As the Director for Area I (Youbou/Meade Creek) of the Cowichan Valley Regional District I feel that the taxpayers in our area will see no direct benefit from the installation of a water function. After all, much of the water flowing downstream from Cowichan Lake originates in Area I and our aquifers are in very good shape.
However, as a member of the CVRD board I also take a broader view of any potential water problems in the CVRD.
The proposal presented by staff to the CVRD board included the following breakdown for a perpetual annual budget of $750,000:
Staffing cost: $255,000
Hazard Management: $110,000
Land Use Planning: $70,000
Grants, etc.: $65,000
There are several items that you as the tax payer should be concerned about.
Two new staff members are to be hired. Do we really need more full-time employees? These two staff members would be in addition to the nine employees already requested in the 2019 budget at an additional annual cost of approximately $1.035 million.
Are non-government organizations or other societies going to be supported with this function, and if so, which ones? Is there going to be a benefit to the CVRD from these organizations?
There is ambiguity in the wording of the bylaw. Taxpayers are encouraged to read the bylaw carefully.
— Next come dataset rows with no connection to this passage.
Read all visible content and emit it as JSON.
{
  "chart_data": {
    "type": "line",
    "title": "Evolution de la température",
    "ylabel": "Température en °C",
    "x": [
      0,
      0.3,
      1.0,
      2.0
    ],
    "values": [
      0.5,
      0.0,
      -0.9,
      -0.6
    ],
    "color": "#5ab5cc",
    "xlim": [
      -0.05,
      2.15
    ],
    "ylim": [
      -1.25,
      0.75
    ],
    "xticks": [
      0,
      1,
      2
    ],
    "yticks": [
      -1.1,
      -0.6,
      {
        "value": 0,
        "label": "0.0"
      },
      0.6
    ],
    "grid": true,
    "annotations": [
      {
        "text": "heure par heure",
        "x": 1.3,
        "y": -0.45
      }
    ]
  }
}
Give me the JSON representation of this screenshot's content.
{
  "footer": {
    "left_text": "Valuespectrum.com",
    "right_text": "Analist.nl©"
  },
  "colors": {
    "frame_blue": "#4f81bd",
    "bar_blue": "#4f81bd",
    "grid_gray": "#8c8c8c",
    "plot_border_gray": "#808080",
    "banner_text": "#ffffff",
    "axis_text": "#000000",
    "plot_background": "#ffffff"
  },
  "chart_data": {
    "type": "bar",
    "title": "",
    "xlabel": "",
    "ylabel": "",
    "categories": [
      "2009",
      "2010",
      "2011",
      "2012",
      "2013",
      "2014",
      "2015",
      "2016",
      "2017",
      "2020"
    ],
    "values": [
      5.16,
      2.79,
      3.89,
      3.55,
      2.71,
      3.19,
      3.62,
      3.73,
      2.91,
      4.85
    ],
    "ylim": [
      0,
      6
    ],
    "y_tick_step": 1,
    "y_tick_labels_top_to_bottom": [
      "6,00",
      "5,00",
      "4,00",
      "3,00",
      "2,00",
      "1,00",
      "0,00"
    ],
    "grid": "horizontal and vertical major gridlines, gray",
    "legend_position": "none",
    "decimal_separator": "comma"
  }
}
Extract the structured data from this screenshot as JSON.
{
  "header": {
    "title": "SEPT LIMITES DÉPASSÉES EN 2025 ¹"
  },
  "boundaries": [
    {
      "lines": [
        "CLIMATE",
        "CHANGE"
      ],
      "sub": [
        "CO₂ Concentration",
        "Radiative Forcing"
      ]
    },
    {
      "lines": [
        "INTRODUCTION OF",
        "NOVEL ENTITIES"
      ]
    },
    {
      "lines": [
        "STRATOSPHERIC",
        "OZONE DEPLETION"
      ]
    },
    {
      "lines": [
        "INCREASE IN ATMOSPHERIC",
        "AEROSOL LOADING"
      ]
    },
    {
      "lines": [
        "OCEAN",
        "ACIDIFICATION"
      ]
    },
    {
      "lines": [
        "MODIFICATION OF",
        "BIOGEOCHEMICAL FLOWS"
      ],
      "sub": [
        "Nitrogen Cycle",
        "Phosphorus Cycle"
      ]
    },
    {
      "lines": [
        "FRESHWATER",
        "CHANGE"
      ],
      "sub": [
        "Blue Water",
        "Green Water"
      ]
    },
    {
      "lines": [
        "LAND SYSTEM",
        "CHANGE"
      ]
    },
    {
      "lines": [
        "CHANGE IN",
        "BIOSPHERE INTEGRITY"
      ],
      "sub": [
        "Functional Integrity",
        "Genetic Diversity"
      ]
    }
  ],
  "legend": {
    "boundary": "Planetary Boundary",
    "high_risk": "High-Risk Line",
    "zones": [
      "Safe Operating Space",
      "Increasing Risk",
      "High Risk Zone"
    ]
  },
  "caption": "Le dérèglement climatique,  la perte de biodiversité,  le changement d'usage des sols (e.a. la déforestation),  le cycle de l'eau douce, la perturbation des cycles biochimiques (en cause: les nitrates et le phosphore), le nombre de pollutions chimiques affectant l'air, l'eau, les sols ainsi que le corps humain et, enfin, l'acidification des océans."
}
There is no mention of the construction or maintenance of a new weir and CVRD board members as well as residents attending the previous open house presentations were told that any new weir would be left with the senior governments to deal with. However, the new bylaw enables the CVRD to take out water licences and there is an expectation by some non-government organizations that this bylaw will be used to initiate the construction of a new weir. The new bylaw would also be used to funnel government grants through.
If it enables the CVRD to finance and construct a new weir, then that should have been clearly outlined. You as a tax payer have a right to know what the CVRD is planning to undertake in detail. You should not have to guess.
The cost of a new weir is estimated to be around $10 to $20 million. Since grants by senior governments usually finance only about up to 80 per cent of any undertaking by local government, that would leave a gaping hole of about $2 to $4 million, which would have to be covered by additional tax increases.
Questions should be asked what this bylaw exactly enables the CVRD to do.
If you cast your vote in favour of this function, do you think it is going to solve the perceived problem? Are you concerned about any additional tax requisitions that might follow?
There are going to be open houses in various locations between Sept. 18 and Oct. 9.
Klaus Kuhn is the CVRD area director for Area I (Youbou/Meade Creek).